Só hoje li, ao arquivar o programa (pois presto pouca atenção a currículos artísticos, facilmente maquiáveis), que a moça, assídua solista nas raras casas de ópera nacionais, estudou canto na Espanha e também tem formação em artes cênicas, ballet clássico e jazz. Juro que não sabia onde me esconder. Orgulho de ser gaúcho.
Que vergonha…
Dá pra ser fazer um monte de comentários elitistas, mas além de não concordar com eles, vejo o elitismo como algo enganador. Ele supõe que há uma sociedade desigual, cujo comportamento das elites é tão superior quanto sua conta bancária. Ele supõe que ópera, música clássica, canto lírico são próprios do gosto das elites que se destacam pela “boa educação” em saber ouvi-los e apreciá-los (as aspas pretendem reforçar a ironia).
Posso dar uma real? O machismo e o sexismo são igualitários. Vão das elites às classes subalternas sem distinção. Quando se faz “elogios” (palavra tão mal colocada) sexuais a uma mulher num lugar público, o que se está dizendo de verdade não é que ela é bonita ou gostoso ou sei lá. O que se está dizendo é que ela não deveria estar onde está, não deveria se mostrar, aparecer, ser destaque, ser dona de si. Onde está homem dono dessa mulher que a deixa desprotegida aos olhares e desejos alheios. Não era à toa que no passado (esse que agora ressurge como um zumbi a comer os cérebros dos viventes) as artistas eram todas tidas como prostitutas. Vejam o tamanho da igualdade de classes quando o objetivo é constranger uma mulher e informá-la de que ela não é livre.
Sensacional!
Senhor, cuidado. Seu texto é igualmente machista. Esperava mais do Sul21.

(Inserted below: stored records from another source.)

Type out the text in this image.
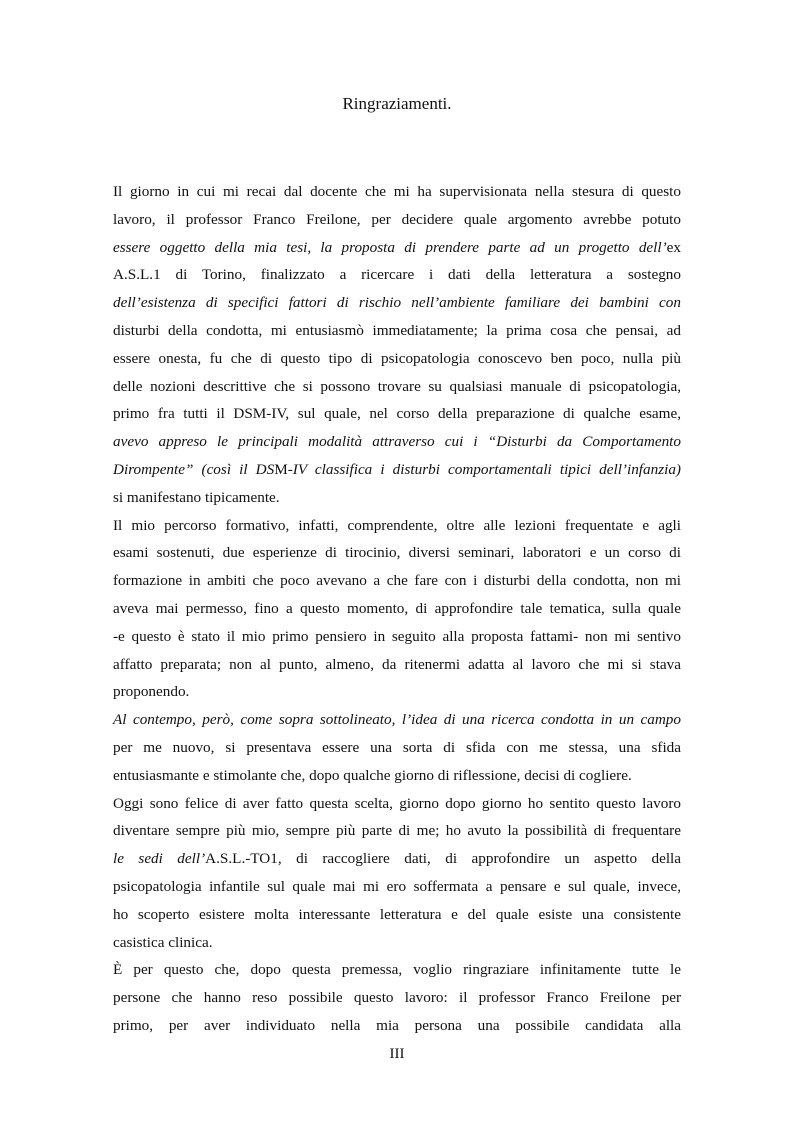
Ringraziamenti.
Il giorno in cui mi recai dal docente che mi ha supervisionata nella stesura di questo
lavoro, il professor Franco Freilone, per decidere quale argomento avrebbe potuto
essere oggetto della mia tesi, la proposta di prendere parte ad un progetto dell’ex
A.S.L.1 di Torino, finalizzato a ricercare i dati della letteratura a sostegno
dell’esistenza di specifici fattori di rischio nell’ambiente familiare dei bambini con
disturbi della condotta, mi entusiasmò immediatamente; la prima cosa che pensai, ad
essere onesta, fu che di questo tipo di psicopatologia conoscevo ben poco, nulla più
delle nozioni descrittive che si possono trovare su qualsiasi manuale di psicopatologia,
primo fra tutti il DSM-IV, sul quale, nel corso della preparazione di qualche esame,
avevo appreso le principali modalità attraverso cui i “Disturbi da Comportamento
Dirompente” (così il DSM-IV classifica i disturbi comportamentali tipici dell’infanzia)
si manifestano tipicamente.
Il mio percorso formativo, infatti, comprendente, oltre alle lezioni frequentate e agli
esami sostenuti, due esperienze di tirocinio, diversi seminari, laboratori e un corso di
formazione in ambiti che poco avevano a che fare con i disturbi della condotta, non mi
aveva mai permesso, fino a questo momento, di approfondire tale tematica, sulla quale
-e questo è stato il mio primo pensiero in seguito alla proposta fattami- non mi sentivo
affatto preparata; non al punto, almeno, da ritenermi adatta al lavoro che mi si stava
proponendo.
Al contempo, però, come sopra sottolineato, l’idea di una ricerca condotta in un campo
per me nuovo, si presentava essere una sorta di sfida con me stessa, una sfida
entusiasmante e stimolante che, dopo qualche giorno di riflessione, decisi di cogliere.
Oggi sono felice di aver fatto questa scelta, giorno dopo giorno ho sentito questo lavoro
diventare sempre più mio, sempre più parte di me; ho avuto la possibilità di frequentare
le sedi dell’A.S.L.-TO1, di raccogliere dati, di approfondire un aspetto della
psicopatologia infantile sul quale mai mi ero soffermata a pensare e sul quale, invece,
ho scoperto esistere molta interessante letteratura e del quale esiste una consistente
casistica clinica.
È per questo che, dopo questa premessa, voglio ringraziare infinitamente tutte le
persone che hanno reso possibile questo lavoro: il professor Franco Freilone per
primo, per aver individuato nella mia persona una possibile candidata alla
III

Nathalia, fico extremamente feliz e tranquilizado pelo fato de ter te desagradado. Só uma coisa, este blog é de Milton Ribeiro e não representa a opinião do Sul21. Deste modo, a crítica é dirigida a mim e dela não abro mão.
Por que esse ser humano teve que falar mil vezes que gosta de mulher antes de criticar a situação? Por que uma cantada no teatro é considerada por ele como pior que uma cantada na rua?
Ao entrar no palco, foi destratada por um mentecapto tentando ser engraçado. Pior: se achando espirituoso. Sinal dos tempos. Vergonha alheia.